A la recherche de soi, de son identité et de son père.

Charles Wright a 40 ans, il est anglais par son père et français par sa mère.
Il va vivre trois semaines de périple en Angleterre sur les traces de sa famille, pour découvrir son père qu’il avoue ne pas bien connaitre, trouver son côté anglais qu’il a ignoré, accompagné de sa tante Harriet. Une rencontre entre le narrateur et son père, un roman presque initiatique.
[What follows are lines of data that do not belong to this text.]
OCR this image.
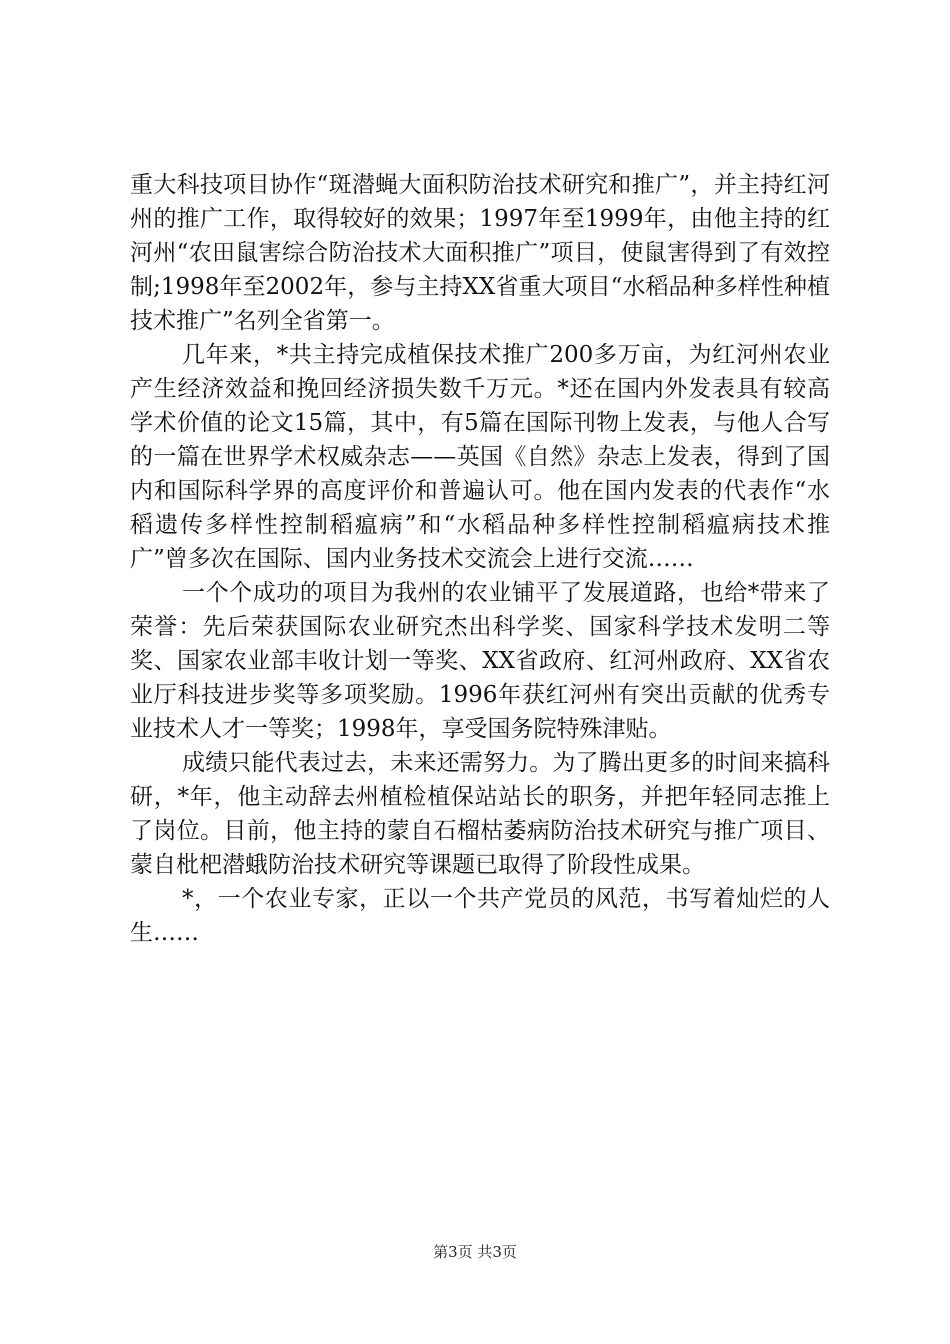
重大科技项目协作“斑潜蝇大面积防治技术研究和推广”，并主持红河州的推广工作，取得较好的效果；1997年至1999年，由他主持的红河州“农田鼠害综合防治技术大面积推广”项目，使鼠害得到了有效控制;1998年至2002年，参与主持XX省重大项目“水稻品种多样性种植技术推广”名列全省第一。

几年来，*共主持完成植保技术推广200多万亩，为红河州农业产生经济效益和挽回经济损失数千万元。*还在国内外发表具有较高学术价值的论文15篇，其中，有5篇在国际刊物上发表，与他人合写的一篇在世界学术权威杂志——英国《自然》杂志上发表，得到了国内和国际科学界的高度评价和普遍认可。他在国内发表的代表作“水稻遗传多样性控制稻瘟病”和“水稻品种多样性控制稻瘟病技术推广”曾多次在国际、国内业务技术交流会上进行交流……

一个个成功的项目为我州的农业铺平了发展道路，也给*带来了荣誉：先后荣获国际农业研究杰出科学奖、国家科学技术发明二等奖、国家农业部丰收计划一等奖、XX省政府、红河州政府、XX省农业厅科技进步奖等多项奖励。1996年获红河州有突出贡献的优秀专业技术人才一等奖；1998年，享受国务院特殊津贴。

成绩只能代表过去，未来还需努力。为了腾出更多的时间来搞科研，*年，他主动辞去州植检植保站站长的职务，并把年轻同志推上了岗位。目前，他主持的蒙自石榴枯萎病防治技术研究与推广项目、蒙自枇杷潜蛾防治技术研究等课题已取得了阶段性成果。

*，一个农业专家，正以一个共产党员的风范，书写着灿烂的人生……

第3页 共3页
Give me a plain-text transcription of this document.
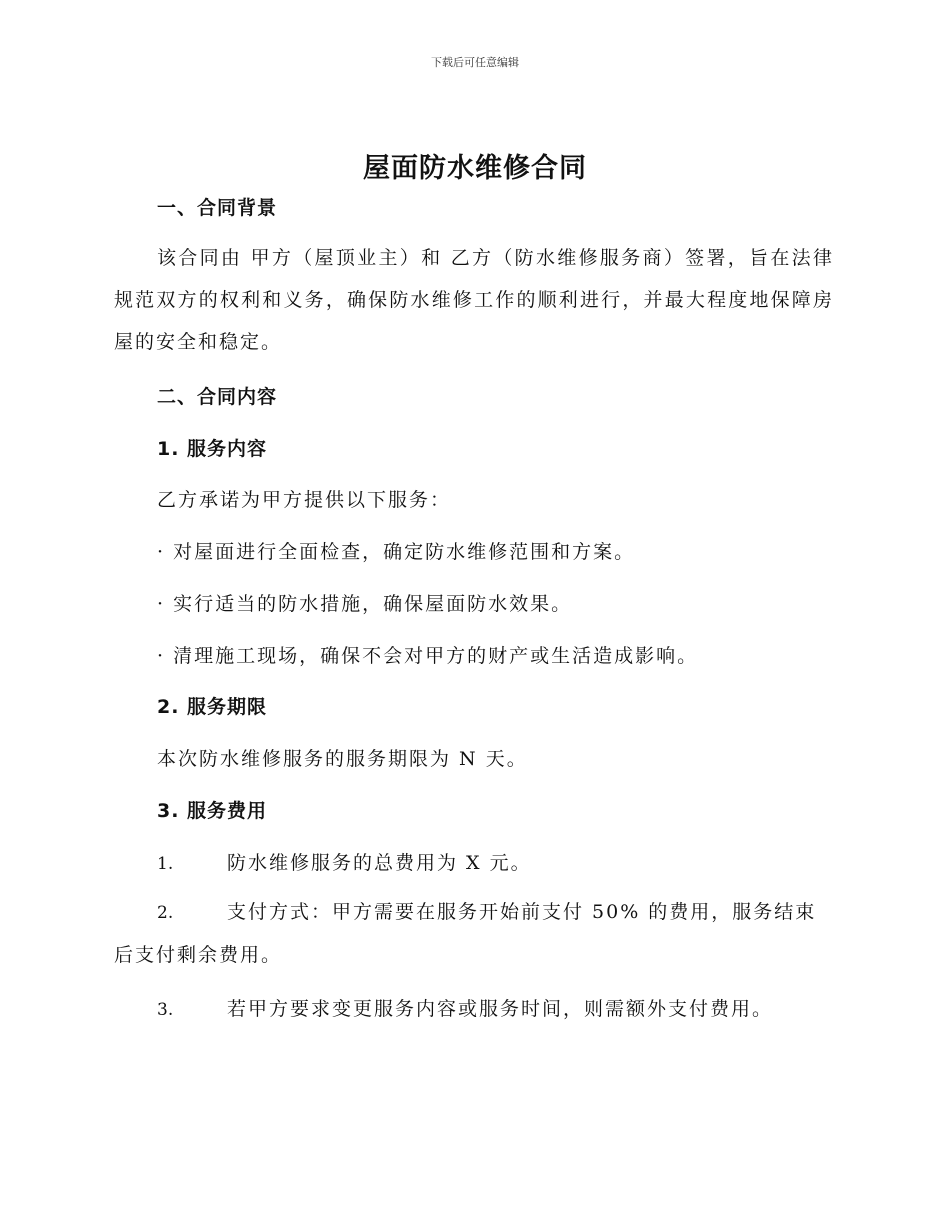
下载后可任意编辑
屋面防水维修合同
一、合同背景
该合同由 甲方（屋顶业主）和 乙方（防水维修服务商）签署，旨在法律规范双方的权利和义务，确保防水维修工作的顺利进行，并最大程度地保障房屋的安全和稳定。
二、合同内容
1. 服务内容
乙方承诺为甲方提供以下服务：
· 对屋面进行全面检查，确定防水维修范围和方案。
· 实行适当的防水措施，确保屋面防水效果。
· 清理施工现场，确保不会对甲方的财产或生活造成影响。
2. 服务期限
本次防水维修服务的服务期限为 N 天。
3. 服务费用
1.	防水维修服务的总费用为 X 元。
2.	支付方式：甲方需要在服务开始前支付 50% 的费用，服务结束后支付剩余费用。
3.	若甲方要求变更服务内容或服务时间，则需额外支付费用。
Un road trip du Suffolk à l’Hampshire, les Beatles en bande-son, une sorte de « Magical Mystery Tour » familial.
J’ai adoré parcourir les jardins anglais, les cimetières, les embouteillages, la conduite à gauche, les rues de belles bourgades, de Oxford, Steventon, Bath (à la recherche de Jane Austen aussi).. les teatime, les after au pub, les citations d’Hamlet, les églises, les références aux peintres anglais (Constable, Turner ..)…. J’ai trouvé le roadtrip mieux qu’un guide, une sorte d’études de mœurs pour saisir ce que veut dire être anglais.
Wright distille une philosophie teintée d’un brin de spiritualité.
L’écriture est délicieuse, agréable, sensible. Certains passages sont chargés d’émotion et de tendresse.
Il est question de non-dits familiaux, de paternité non assumée, filiation, hérédité, identité biculturelle, découverte de l’âme anglaise, royauté, religion, culture anglaise.
Bien sûr il s’agit d’un livre intime pour l’auteur où il se raconte et re-rencontre son père. C’est délicat, drôle (isn’t it ?).
J’ai appris au détour d’une page que Wright était le neveu du grand Denis Tillinac.
Je vous invite à lire ce livre que vous soyez anglophile ou non.